Bella leaned back against the concrete wall, arms crossing loosely.
“Kayla Richards didn’t beat me because I wasn’t tough enough. She beat me because I once again, hesitated.”
She pushed off the wall.
“I won’t make that mistake again. I CANNOT afford to do that again.”
Silence filled the space, thick and deliberate.
“So understand this, Victoria, when I stand across from you in Reno, I’m not coming for your crown out of envy. I got one of my own. I’m not chasing validation. I’m not playing underdog or hero or cautionary tale.”
Her voice didn’t rise.
“I’m coming because you’re standing where I need to step next.”
She took one final step forward, close enough that the camera caught the scuffs on her boots, the tape under her shirt, the marks she hadn’t bothered to hide.
“You survive storms.”
A faint, dangerous curve touched her mouth.

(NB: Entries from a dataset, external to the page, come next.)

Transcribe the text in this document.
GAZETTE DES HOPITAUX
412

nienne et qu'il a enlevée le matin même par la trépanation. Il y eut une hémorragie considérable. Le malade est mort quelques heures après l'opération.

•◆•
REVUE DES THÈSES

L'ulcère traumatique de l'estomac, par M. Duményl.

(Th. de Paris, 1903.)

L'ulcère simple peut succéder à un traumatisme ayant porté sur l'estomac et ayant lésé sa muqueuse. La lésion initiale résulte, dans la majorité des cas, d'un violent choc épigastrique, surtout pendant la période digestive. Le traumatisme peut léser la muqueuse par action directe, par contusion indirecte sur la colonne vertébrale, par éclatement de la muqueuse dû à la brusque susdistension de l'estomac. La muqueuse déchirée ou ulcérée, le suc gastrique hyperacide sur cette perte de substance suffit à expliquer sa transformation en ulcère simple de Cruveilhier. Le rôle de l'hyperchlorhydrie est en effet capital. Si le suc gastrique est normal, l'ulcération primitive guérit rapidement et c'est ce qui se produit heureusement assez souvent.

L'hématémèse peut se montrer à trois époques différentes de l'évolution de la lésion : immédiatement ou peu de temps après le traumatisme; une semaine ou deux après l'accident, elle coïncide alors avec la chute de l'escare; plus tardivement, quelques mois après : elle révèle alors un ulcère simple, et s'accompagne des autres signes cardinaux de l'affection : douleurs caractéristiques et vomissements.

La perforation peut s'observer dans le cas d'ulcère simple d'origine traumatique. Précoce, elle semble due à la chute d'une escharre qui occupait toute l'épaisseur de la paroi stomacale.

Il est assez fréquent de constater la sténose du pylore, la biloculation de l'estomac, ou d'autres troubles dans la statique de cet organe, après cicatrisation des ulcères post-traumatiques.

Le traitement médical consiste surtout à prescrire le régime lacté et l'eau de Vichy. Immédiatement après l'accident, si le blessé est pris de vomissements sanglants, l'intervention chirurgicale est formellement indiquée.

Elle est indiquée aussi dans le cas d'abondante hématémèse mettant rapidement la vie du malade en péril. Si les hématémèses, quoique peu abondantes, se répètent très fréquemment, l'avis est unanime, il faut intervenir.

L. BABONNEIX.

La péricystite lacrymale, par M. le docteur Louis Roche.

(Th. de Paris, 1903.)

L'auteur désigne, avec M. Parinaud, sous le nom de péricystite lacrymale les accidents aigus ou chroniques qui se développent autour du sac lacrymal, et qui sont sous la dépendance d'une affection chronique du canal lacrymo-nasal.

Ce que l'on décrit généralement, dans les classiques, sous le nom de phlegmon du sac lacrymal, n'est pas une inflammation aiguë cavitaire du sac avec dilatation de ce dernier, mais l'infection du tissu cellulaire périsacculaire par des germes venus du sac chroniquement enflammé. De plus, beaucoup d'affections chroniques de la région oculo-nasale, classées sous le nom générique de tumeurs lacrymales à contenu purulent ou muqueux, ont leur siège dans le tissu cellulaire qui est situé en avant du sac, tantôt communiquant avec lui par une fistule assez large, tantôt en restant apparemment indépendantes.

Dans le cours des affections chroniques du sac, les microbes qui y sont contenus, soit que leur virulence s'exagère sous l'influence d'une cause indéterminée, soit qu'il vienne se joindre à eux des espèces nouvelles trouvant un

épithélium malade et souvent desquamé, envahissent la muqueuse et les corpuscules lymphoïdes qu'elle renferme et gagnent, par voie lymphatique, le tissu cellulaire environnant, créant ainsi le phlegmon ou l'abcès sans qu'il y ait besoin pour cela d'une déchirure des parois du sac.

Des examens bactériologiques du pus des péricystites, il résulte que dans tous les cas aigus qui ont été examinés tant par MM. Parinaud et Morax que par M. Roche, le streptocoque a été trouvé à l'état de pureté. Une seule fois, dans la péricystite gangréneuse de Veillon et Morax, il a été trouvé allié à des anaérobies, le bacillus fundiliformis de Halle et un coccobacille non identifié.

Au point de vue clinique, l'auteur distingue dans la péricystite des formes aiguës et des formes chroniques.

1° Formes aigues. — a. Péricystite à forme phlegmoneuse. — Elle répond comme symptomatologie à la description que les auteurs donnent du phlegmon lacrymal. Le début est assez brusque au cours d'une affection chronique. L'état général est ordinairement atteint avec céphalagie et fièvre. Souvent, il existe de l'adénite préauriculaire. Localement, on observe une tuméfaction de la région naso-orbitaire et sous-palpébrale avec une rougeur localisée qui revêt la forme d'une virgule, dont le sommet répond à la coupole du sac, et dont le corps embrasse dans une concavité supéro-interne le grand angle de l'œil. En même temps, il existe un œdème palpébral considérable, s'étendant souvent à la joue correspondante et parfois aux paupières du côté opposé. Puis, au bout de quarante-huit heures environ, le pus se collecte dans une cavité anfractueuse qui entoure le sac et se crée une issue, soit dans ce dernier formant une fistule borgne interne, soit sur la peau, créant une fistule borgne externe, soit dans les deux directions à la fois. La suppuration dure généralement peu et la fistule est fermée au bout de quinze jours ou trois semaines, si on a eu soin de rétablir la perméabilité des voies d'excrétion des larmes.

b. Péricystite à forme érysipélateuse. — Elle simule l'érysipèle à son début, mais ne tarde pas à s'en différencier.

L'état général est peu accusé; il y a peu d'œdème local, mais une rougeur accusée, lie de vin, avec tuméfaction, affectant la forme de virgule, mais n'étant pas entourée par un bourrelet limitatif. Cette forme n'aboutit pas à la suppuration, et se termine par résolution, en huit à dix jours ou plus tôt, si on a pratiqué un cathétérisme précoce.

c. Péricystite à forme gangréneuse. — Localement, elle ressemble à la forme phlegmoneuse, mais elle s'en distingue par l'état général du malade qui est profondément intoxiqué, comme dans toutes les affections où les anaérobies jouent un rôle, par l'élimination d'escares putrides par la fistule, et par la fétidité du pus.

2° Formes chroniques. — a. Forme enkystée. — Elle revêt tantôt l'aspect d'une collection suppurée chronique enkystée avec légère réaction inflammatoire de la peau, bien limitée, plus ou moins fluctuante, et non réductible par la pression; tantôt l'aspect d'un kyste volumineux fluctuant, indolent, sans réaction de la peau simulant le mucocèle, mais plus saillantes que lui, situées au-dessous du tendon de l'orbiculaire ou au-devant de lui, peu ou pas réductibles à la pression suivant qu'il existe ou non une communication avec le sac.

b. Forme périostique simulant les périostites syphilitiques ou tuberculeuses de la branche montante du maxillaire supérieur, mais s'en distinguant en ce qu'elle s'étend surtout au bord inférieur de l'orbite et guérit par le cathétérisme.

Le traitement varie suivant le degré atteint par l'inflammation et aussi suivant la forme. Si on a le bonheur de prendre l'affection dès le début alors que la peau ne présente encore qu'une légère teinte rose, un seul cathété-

“I become them. You fight to keep order.”
Her gaze never wavered.
“I fight to end things.”
She tilted her head slightly.
“And I don’t need to hate you to do that. I don’t need to disrespect you. I don’t need to lie about what you are.”
Her voice dropped, steady and final.
“But I will test whether you can still stand when the match stops being about points and starts being about inevitability.”
Bella straightened fully now.
“Because this isn’t about who deserves it more. It’s about who refuses to stop. And Victoria?”
Her eyes burned, not angry but instead it’s deep resolve.
“I’ve already learned what happens when I let myself slow down. I won’t do it again. Not for you.”
A step back.
“Not for the title.”
Another.
“Not for anyone.”
She reached up and turned the overhead light off. Darkness swallowed the room. Her voice carried from it, clear and unshaken.
“So bring everything you’ve built. I’ll show you what happens when it runs headfirst into something that doesn’t care if it survives, only that it wins.”
A pause.
“And that’s not a promise.”
The door opened somewhere offscreen.
“That’s evolution.”
The door slams shut...and then silence.